Although NSAIDs have been primarily studied for chemoprevention in FAP, several other agents have also been evaluated. Promising preclinical data led Cruz-Correa et al. to conduct a randomized trial of curcumin monotherapy versus placebo for 6 months in 44 FAP patients for lower GI polyposis [76]. Unfortunately, no efficacy in reducing colorectal adenoma count, polyp size, and overall burden was seen. Next, certain free fatty acids have been associated with a reduction in COX2 levels, leading to a study by West et al. evaluating fish oil in controlling FAP progression [77]. 58 FAP patients were randomized to fish oil versus placebo over 6 months. The results showed a statistically significant reduction in polyp size and polyp count with no adverse events. However, as the exact mechanism of action is unclear and consistent results with fish oil have not been demonstrated, this therapy has not yet been widely adopted. Finally, vitamin C, or ascorbic acid, has long been associated with antineoplastic properties. A study by Bussey et al. randomized 49 FAP patients to daily ascorbic acid versus placebo over 18 months with regular endoscopic surveillance every 3 months [78]. There was no difference seen in the number of polyps between groups and significant decrease in polyp area seen at 9 months was lost by 12 months.
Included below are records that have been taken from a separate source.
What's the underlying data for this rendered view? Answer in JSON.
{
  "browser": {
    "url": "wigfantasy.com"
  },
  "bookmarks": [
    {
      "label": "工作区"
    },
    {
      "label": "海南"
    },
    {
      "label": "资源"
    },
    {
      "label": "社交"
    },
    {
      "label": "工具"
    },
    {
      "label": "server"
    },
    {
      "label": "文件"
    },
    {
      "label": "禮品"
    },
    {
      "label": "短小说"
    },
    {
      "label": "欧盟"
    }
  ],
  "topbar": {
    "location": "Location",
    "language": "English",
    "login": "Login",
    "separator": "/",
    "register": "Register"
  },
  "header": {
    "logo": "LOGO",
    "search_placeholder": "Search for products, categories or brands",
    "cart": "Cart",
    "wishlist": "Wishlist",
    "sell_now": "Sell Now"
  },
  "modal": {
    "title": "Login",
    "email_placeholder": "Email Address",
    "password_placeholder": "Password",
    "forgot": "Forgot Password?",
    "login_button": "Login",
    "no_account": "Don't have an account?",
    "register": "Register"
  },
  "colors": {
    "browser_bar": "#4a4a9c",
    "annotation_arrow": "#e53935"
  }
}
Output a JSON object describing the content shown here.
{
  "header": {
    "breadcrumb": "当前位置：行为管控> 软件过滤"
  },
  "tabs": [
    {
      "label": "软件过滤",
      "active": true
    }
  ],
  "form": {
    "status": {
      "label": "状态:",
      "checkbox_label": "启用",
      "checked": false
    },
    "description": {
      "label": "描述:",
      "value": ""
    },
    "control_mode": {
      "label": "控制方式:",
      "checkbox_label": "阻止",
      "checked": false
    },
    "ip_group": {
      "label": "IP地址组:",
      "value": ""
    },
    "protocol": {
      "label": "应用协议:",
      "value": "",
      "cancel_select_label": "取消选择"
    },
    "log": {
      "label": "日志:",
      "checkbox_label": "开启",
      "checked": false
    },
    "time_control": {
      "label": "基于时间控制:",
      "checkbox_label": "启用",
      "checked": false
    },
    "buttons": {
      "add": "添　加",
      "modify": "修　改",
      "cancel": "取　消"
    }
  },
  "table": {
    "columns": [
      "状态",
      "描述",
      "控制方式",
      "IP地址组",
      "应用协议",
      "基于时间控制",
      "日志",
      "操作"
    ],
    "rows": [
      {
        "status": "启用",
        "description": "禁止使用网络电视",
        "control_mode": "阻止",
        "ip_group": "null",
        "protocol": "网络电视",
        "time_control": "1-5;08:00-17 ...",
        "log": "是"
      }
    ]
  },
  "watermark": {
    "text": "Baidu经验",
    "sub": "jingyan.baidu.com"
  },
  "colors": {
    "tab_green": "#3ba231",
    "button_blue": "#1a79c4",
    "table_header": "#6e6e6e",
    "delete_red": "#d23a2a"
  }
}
Finally, the mammalian target of rapamycin (mTOR) pathway may be a novel target for chemoprevention in FAP, as it plays a critical role in epithelial cell growth. Preclinical studies in APC mutant mice have demonstrated decreased epithelial proliferation and tumor growth when mTOR is inhibited [79]. In particular, treatment with sirolimus in mice has shown polyp regression and increased survival [80]. Roos et al. have recently published a case series of 4 FAP patients treated with sirolimus over 6 months for rectal remnant and ileal pouch polyps [81]. Although there was significant toxicity related adverse events in all patients, even making one patient withdraw from the study, there was marked polyp size and number decrease noted. Although currently limited by toxicity as a chemopreventive agent in FAP, studies of other mTOR inhibitors which are well-tolerated (i.e., encapsulated rapamycin) are being initiated.

Ongoing trials

There are several ongoing trials testing new chemopreventive agents in combination for FAP. These trials include erlotinib monotherapy for duodenal polyposis (NCT02961374), guselkumab on adenoma burden to target the IL-23 pathway (NCT03649971), encapsulated rapamycin (NCT04230499) on adenoma burden, and butyrated high amylose maize starch (HAMSB), among others [70, 82]. Ultimately, the ideal chemopreventive agent or combination of agents for colorectal and duodenal polyposis in FAP has not yet been determined despite the numerous trials described above. While there is no current society or national guideline for routine use of chemoprevention, expert consensus recommends its use only in large tertiary hereditary cancer clinics or as part of ongoing research in a clinical trial setting.

Conclusions

The endoscopic and chemopreventive management of FAP has advanced over the years. While certain areas of endoscopic management have robust (and expanding) data for its use, chemoprevention in FAP is still in its infancy and will be a dynamic area of research with promising new studies on the horizon. As we continue to study outcomes of FAP in the future, a complementary role of endoscopy and chemoprevention in the long-term management of these patients will be critical for improving outcomes.